Due parcelle, dell’importo complessivo di circa 18.000 euro, finite nelle tasche dell’ingegnere Lorenzo Caramma, marito dell’ex giudice Silvana Saguto, a sua volta nominato «coadiutore» dell’ex potentissimo amministratore giudiziario Gaetano Cappellano Seminara in un procedimento di prevenzione concluso con la confisca (assai parziale rispetto all’ipotesi iniziale) dei beni dell’imprenditore di Racalmuto, Diego Agrò.

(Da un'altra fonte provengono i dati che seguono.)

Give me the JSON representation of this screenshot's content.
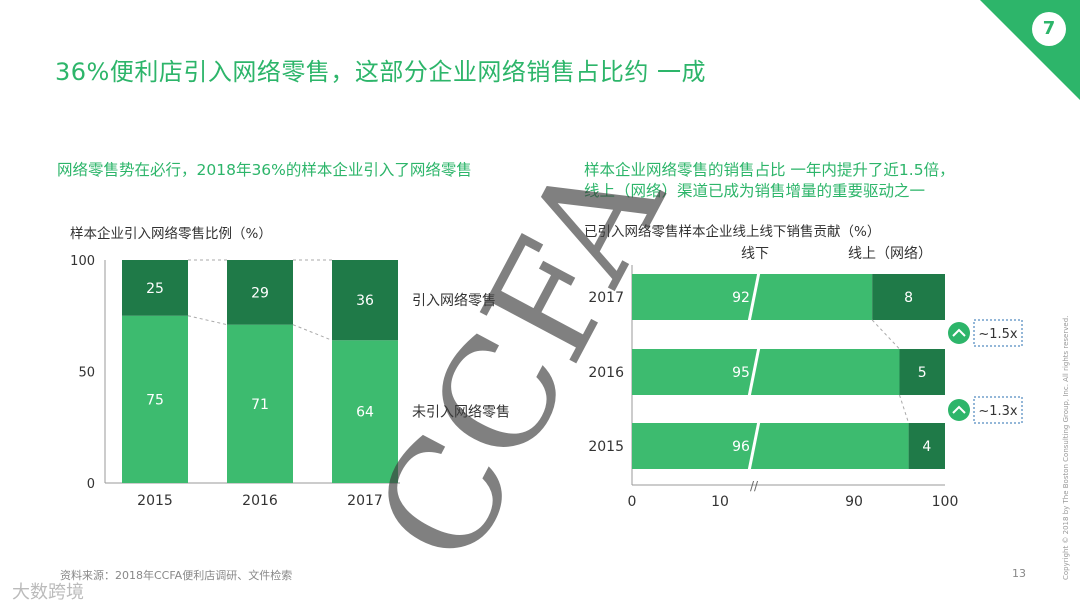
{
  "page_number": "7",
  "title": "36%便利店引入网络零售，这部分企业网络销售占比约 一成",
  "left": {
    "subhead": "网络零售势在必行，2018年36%的样本企业引入了网络零售",
    "chart_title": "样本企业引入网络零售比例（%）"
  },
  "right": {
    "subhead_line1": "样本企业网络零售的销售占比 一年内提升了近1.5倍，",
    "subhead_line2": "线上（网络）渠道已成为销售增量的重要驱动之一",
    "chart_title": "已引入网络零售样本企业线上线下销售贡献（%）"
  },
  "colors": {
    "accent": "#2db56a",
    "light_green": "#3dbb6f",
    "dark_green": "#1f7a48"
  },
  "chart_data": [
    {
      "type": "bar",
      "stacked": true,
      "title": "样本企业引入网络零售比例（%）",
      "categories": [
        "2015",
        "2016",
        "2017"
      ],
      "series": [
        {
          "name": "未引入网络零售",
          "values": [
            75,
            71,
            64
          ]
        },
        {
          "name": "引入网络零售",
          "values": [
            25,
            29,
            36
          ]
        }
      ],
      "ylim": [
        0,
        100
      ],
      "yticks": [
        0,
        50,
        100
      ]
    },
    {
      "type": "bar",
      "orientation": "horizontal",
      "stacked": true,
      "title": "已引入网络零售样本企业线上线下销售贡献（%）",
      "categories": [
        "2017",
        "2016",
        "2015"
      ],
      "series": [
        {
          "name": "线下",
          "values": [
            92,
            95,
            96
          ]
        },
        {
          "name": "线上（网络）",
          "values": [
            8,
            5,
            4
          ]
        }
      ],
      "xticks": [
        "0",
        "10",
        "90",
        "100"
      ],
      "axis_break": true,
      "annotations": [
        "~1.5x",
        "~1.3x"
      ]
    }
  ],
  "source": "资料来源：2018年CCFA便利店调研、文件检索",
  "footer_page": "13",
  "copyright": "Copyright © 2018 by The Boston Consulting Group, Inc. All rights reserved.",
  "watermark": "CCFA",
  "logo": "大数跨境"
}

Sia Agrò che il suo legale, l’avvocato Salvatore Pennica, hanno chiesto ai giudici del tribunale di Agrigento, che hanno curato il procedimento, di non approvare il rendiconto di gestione: si tratta di un patrimonio di aziende, immobili e conti in Italia e all’estero a cui erano stati messi i sigilli nell’ambito di un’indagine su un giro di usura, ritenuto legato alla mafia, che avrebbe coinvolto l’imprenditore Diego Agrò e il fratello Ignazio in un primo momento accusati (prima dell’assoluzione definitiva) di avere commissionato ai boss l’omicidio di una vittima del giro di strozzinaggio ovvero il commerciante di Milena, Mariano Mancuso, che li aveva denunciati.

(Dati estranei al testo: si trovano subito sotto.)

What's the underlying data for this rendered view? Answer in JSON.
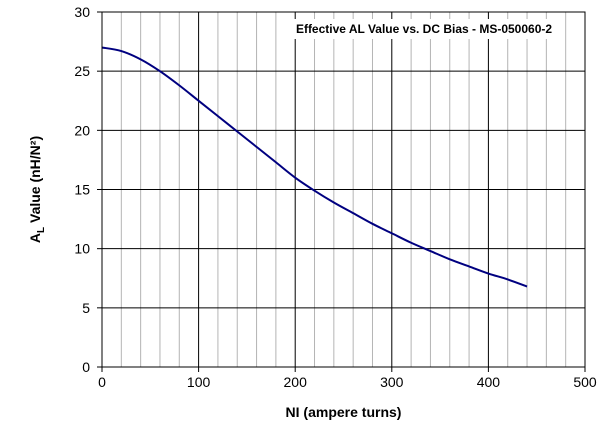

Nell’ambito di quel procedimento Cappellano Seminara avrebbe fatto confluire due parcelle sospette a Caramma, di cui adesso Agrò e il suo legale chiedono chiarezza anche attraverso una serie di esposti. La vicenda, peraltro, è stata oggetto del processo al «cerchio magico» della Saguto, ovvero a tutti i professionisti e uomini delle istituzioni che avrebbero lucrato gestendo in modo delinquenziale e corruttivo le amministrazioni giudiziarie, in cui sono stati condannati sia l’ex presidente della sezione misure di prevenzione del tribunale di Palermo che il marito e Cappellano Seminara. Il collegio di giudici presieduto da Wilma Angela Mazzara, quindi, ha disposto accertamenti relativi al procedimento da poco definito in Corte di appello a Caltanissetta per valutare se le somme finite nei conti del marito della Saguto sono legittime.

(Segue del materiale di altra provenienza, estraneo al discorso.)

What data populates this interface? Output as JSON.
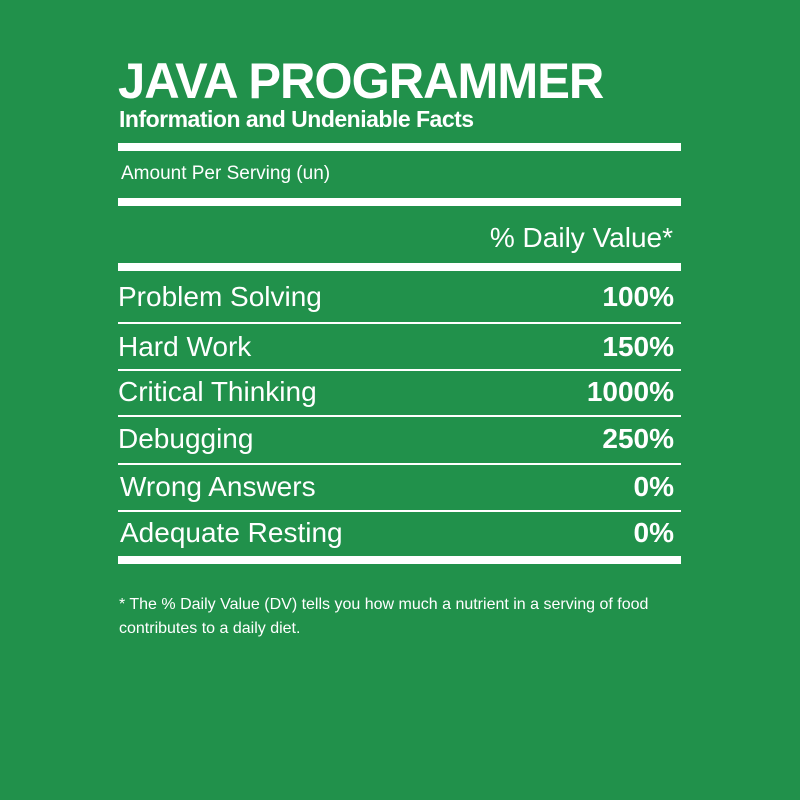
{
  "title": "JAVA PROGRAMMER",
  "subtitle": "Information and Undeniable Facts",
  "amount_per_serving": "Amount Per Serving (un)",
  "daily_value_header": "% Daily Value*",
  "rows": [
    {
      "label": "Problem Solving",
      "value": "100%"
    },
    {
      "label": "Hard Work",
      "value": "150%"
    },
    {
      "label": "Critical Thinking",
      "value": "1000%"
    },
    {
      "label": "Debugging",
      "value": "250%"
    },
    {
      "label": "Wrong Answers",
      "value": "0%"
    },
    {
      "label": "Adequate Resting",
      "value": "0%"
    }
  ],
  "footnote": "* The % Daily Value (DV) tells you how much a nutrient in a serving of food contributes to a daily diet.",
  "colors": {
    "background": "#21914b",
    "foreground": "#ffffff"
  }
}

«Rilevato che, però – scrivono i giudici -, quanto esposto dal ricorrente si fonda, allo stato, sulle sole circostanze ritenute nella sentenza emessa dal Tribunale di Caltanissetta che, per quanto è dato sapere, non è ancora definitiva, essendo stata impugnata, preliminare ad ogni altra decisione appare acquisire informazioni sullo stato del procedimento in questione con eventuale acquisizione dei procedimenti dei gradi successivi al fine potere valutare la complessa questione in esame sulla base di elementi che possono dirsi accertati in via definitiva».
La questione, quindi, sarà affrontata a partire dal 23 novembre. Sulla vicenda, lo scorso 20 luglio, è arrivato il sigillo della Corte di appello. I giudici hanno condannato a 8 anni e 10 mesi di carcere l’ex giudice Silvana Saguto, accusata di avere guidato il «cerchio magico» nella sezione Misure di prevenzione del Tribunale di Palermo. In primo grado era stata condannata a 8 anni e 6 mesi. Secondo l’accusa Saguto, sarebbe stata al centro di un vero e proprio «sistema» che avrebbe pilotato l’assegnazione delle amministrazioni giudiziarie dei beni sequestrati alla mafia in cambio di favori. Queste le altre condanne degli imputati nella sentenza arrivata dopo quattro ore di camera di consiglio che conferma quasi totalmente la decisione di primo grado. Oltre alla ex giudice, condannata a otto anni, 10 mesi e 15 giorni di carcere (l’accusa aveva chiesto dieci anni), è stato condannato anche l’ex «re» degli amministratori giudiziari, l’avvocato Gaetano Cappellano Seminara, che ha avuto 7 anni e 7 mesi, un mese in più del primo grado. Pena confermata per il marito dell’ex giudice, l’ingegnere Lorenzo Caramma, condannato, come in primo grado, a 6 anni e due mesi di carcere.